![rotate image multispec rotate image multispec](https://landing-assets.pics.io/img/raw/images/ToolRotatePurpose@2x.jpg)
G. Lua, D. Zhang and K. Wanga, Pattern Recogn.to the definition of e4n (10), but with the aforementioned axis rotation. R. Brunelli and T. Poggio, IEEE Trans.It adjusts the size of the image accordingly while rotating the image. Rotatebound: it overcomes the problem happened with rotate. however the drawback is image might get cropped if it is not a square image. By this approach, one pixel will possess more geometrical-features of the face images one entity in sample image is compared with entities inside the corresponding radius-6-cake area of the unknown image to locate the closest matching point. rotate: Rotate the image at specified angle. These signals are used to generate the rotation invariant magnitudes and several magnitudes are combined as one entity and, subsequently, saved inside one specific corresponding pixel in the BMP file. In this study, three different kinds of extracted ring signals are generated, which are (1) ring-radius-31, (2) ring-radius-22, and (3) ring-radius-13. To deal with the image-shifting problem, this study uses one pixel inside a sample image to compare with the corresponding pixels in the unknown image to locate the closest matching point. It also can solve image rotation problem.

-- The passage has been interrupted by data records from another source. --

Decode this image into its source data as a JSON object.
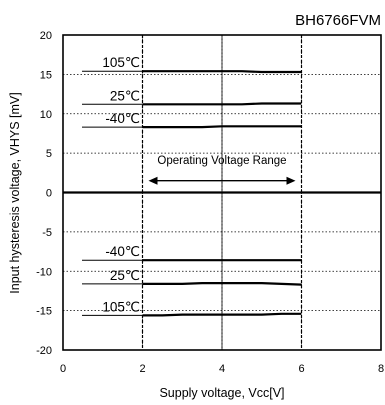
{
  "chart_data": {
    "type": "line",
    "title": "BH6766FVM",
    "xlabel": "Supply voltage, Vcc[V]",
    "ylabel": "Input hysteresis voltage, VHYS [mV]",
    "xlim": [
      0,
      8
    ],
    "ylim": [
      -20,
      20
    ],
    "xticks": [
      "0",
      "2",
      "4",
      "6",
      "8"
    ],
    "yticks": [
      "20",
      "15",
      "10",
      "5",
      "0",
      "-5",
      "-10",
      "-15",
      "-20"
    ],
    "grid": true,
    "x": [
      2,
      2.5,
      3,
      3.5,
      4,
      4.5,
      5,
      5.5,
      6
    ],
    "series": [
      {
        "name": "105℃",
        "values": [
          15.4,
          15.4,
          15.4,
          15.4,
          15.4,
          15.4,
          15.3,
          15.3,
          15.3
        ]
      },
      {
        "name": "25℃",
        "values": [
          11.2,
          11.2,
          11.2,
          11.2,
          11.2,
          11.2,
          11.3,
          11.3,
          11.3
        ]
      },
      {
        "name": "-40℃",
        "values": [
          8.3,
          8.3,
          8.3,
          8.3,
          8.4,
          8.4,
          8.4,
          8.4,
          8.4
        ]
      },
      {
        "name": "-40℃",
        "values": [
          -8.6,
          -8.6,
          -8.6,
          -8.6,
          -8.6,
          -8.6,
          -8.6,
          -8.6,
          -8.6
        ]
      },
      {
        "name": "25℃",
        "values": [
          -11.6,
          -11.6,
          -11.6,
          -11.5,
          -11.5,
          -11.5,
          -11.5,
          -11.6,
          -11.7
        ]
      },
      {
        "name": "105℃",
        "values": [
          -15.6,
          -15.6,
          -15.5,
          -15.5,
          -15.5,
          -15.5,
          -15.5,
          -15.4,
          -15.4
        ]
      }
    ],
    "range_annotation": {
      "label": "Operating Voltage Range",
      "from": 2,
      "to": 6
    },
    "colors": {
      "line": "#000000",
      "grid": "#000000",
      "background": "#ffffff"
    }
  }
}
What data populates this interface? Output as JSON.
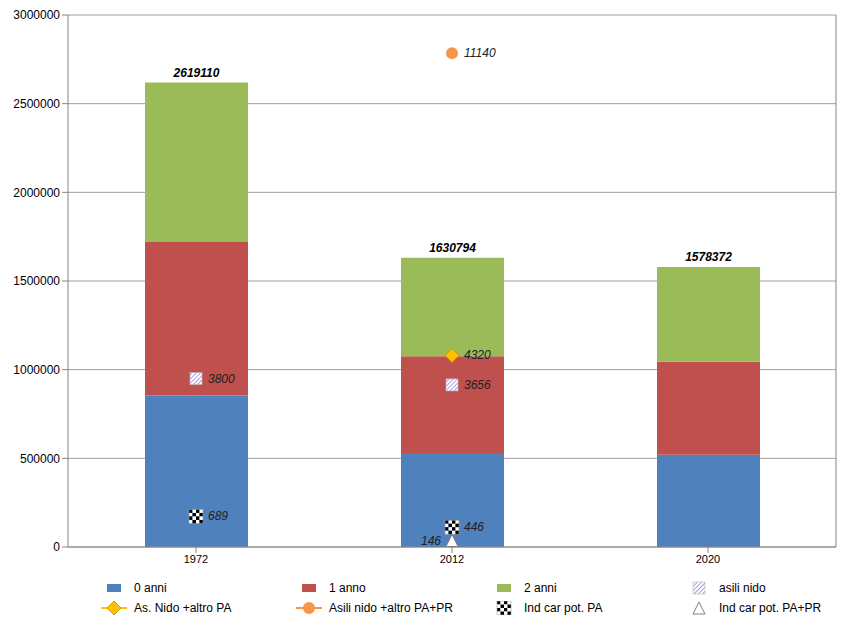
{
  "chart_data": {
    "type": "bar",
    "stacked": true,
    "grid": true,
    "legend": "bottom",
    "categories": [
      "1972",
      "2012",
      "2020"
    ],
    "ylim": [
      0,
      3000000
    ],
    "yticks": [
      0,
      500000,
      1000000,
      1500000,
      2000000,
      2500000,
      3000000
    ],
    "y2lim": [
      0,
      12000
    ],
    "y2ticks": [],
    "totals": [
      2619110,
      1630794,
      1578372
    ],
    "series": [
      {
        "name": "0 anni",
        "type": "bar",
        "color": "#4F81BD",
        "values": [
          855000,
          530000,
          520000
        ]
      },
      {
        "name": "1 anno",
        "type": "bar",
        "color": "#C0504D",
        "values": [
          865000,
          545000,
          525000
        ]
      },
      {
        "name": "2 anni",
        "type": "bar",
        "color": "#9BBB59",
        "values": [
          899110,
          555794,
          533372
        ]
      },
      {
        "name": "asili nido",
        "type": "scatter",
        "axis": "y2",
        "marker": "hatched_square",
        "color": "#6A5ACD",
        "data_labels": true,
        "values": [
          3800,
          3656,
          null
        ]
      },
      {
        "name": "As. Nido +altro PA",
        "type": "scatter",
        "axis": "y2",
        "marker": "diamond",
        "color": "#FFC000",
        "data_labels": true,
        "values": [
          null,
          4320,
          null
        ]
      },
      {
        "name": "Asili nido +altro  PA+PR",
        "type": "scatter",
        "axis": "y2",
        "marker": "circle",
        "color": "#F79646",
        "data_labels": true,
        "values": [
          null,
          11140,
          null
        ]
      },
      {
        "name": "Ind car pot. PA",
        "type": "scatter",
        "axis": "y2",
        "marker": "checkered_square",
        "color": "#000000",
        "data_labels": true,
        "values": [
          689,
          446,
          null
        ]
      },
      {
        "name": "Ind car pot. PA+PR",
        "type": "scatter",
        "axis": "y2",
        "marker": "triangle",
        "color": "#808080",
        "data_labels": true,
        "values": [
          null,
          146,
          null
        ]
      }
    ]
  }
}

![rotate image multispec rotate image multispec](https://www.ijser.org/paper/AFIM-A-High-Level-Conceptual-ATM-Design-Using-Composite/Image_012.png)
The "ring rotation invariant transform" technique is used to transfer geometrical features of face image to other more salient ones by which one can identify whether a sample or unknown image is the identical image. Generally, for face recognition, image shift and rotation problems must be addressed.